Monday, June 15, 2009

Pilgrimage

Sometimes we throw the word "pilgrimage" around in connection to travel - "I'm going to make a pilgrimage back to my old high school," "I make a regular pilgrimage to my favorite restaurant." There is a sense that we understand that making a pilgrimage is not the same as travel for business or travel for vacation. It might be to a place we have anticipated going to for a long time, or it may be a place that has multiple layers of meaning to us, or it may be toward something our hearts desire more than simply going up the road to Busch Gardens. In any sense, it seems that we almost instinctively understand that pilgrimage is different from ordinary travel.

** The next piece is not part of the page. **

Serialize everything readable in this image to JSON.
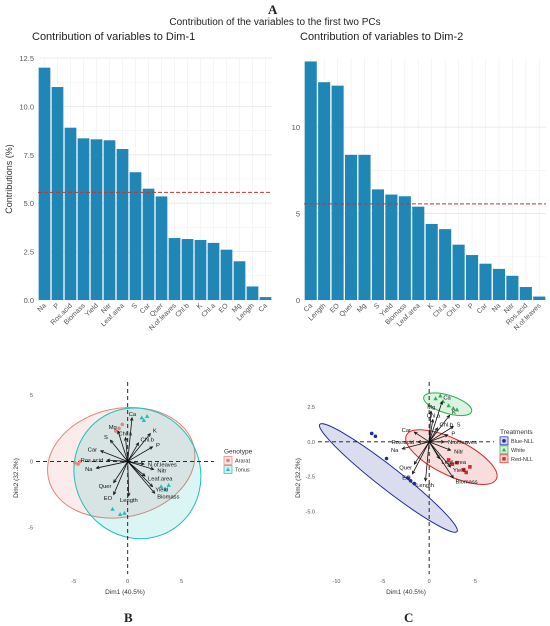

When we leave on Saturday morning, we are not headed out on a vacation with a religious-sounding name. We are headed to a place with deep and long-held meaning and we are going for as many reasons as there are pilgrims. In a pilgrimage, one is moving toward a goal that is bigger than they are, it is a journey toward something the pilgrim hopes transforms their lives in a powerful way. The pilgrim hopes that the trip significantly transforms their life for the rest of their life. That is the reason the pilgrim is willing to sacrifice to make the trip, why the pilgrim is willing to suffer for the sake of the journey. This is why we can't just fly into Santiago. The pilgrim has to walk, to work to get to the destination and in working for this, ask him or herself why they are doing this. Why are they traveling to this place? What is it worth to them? What does it mean that they are trying to get there? What do they hope to see when they arrive?

In our case, we have 71.5 miles to think about this. Walking at about 3 miles per hour, that's about 27 hours of thinking.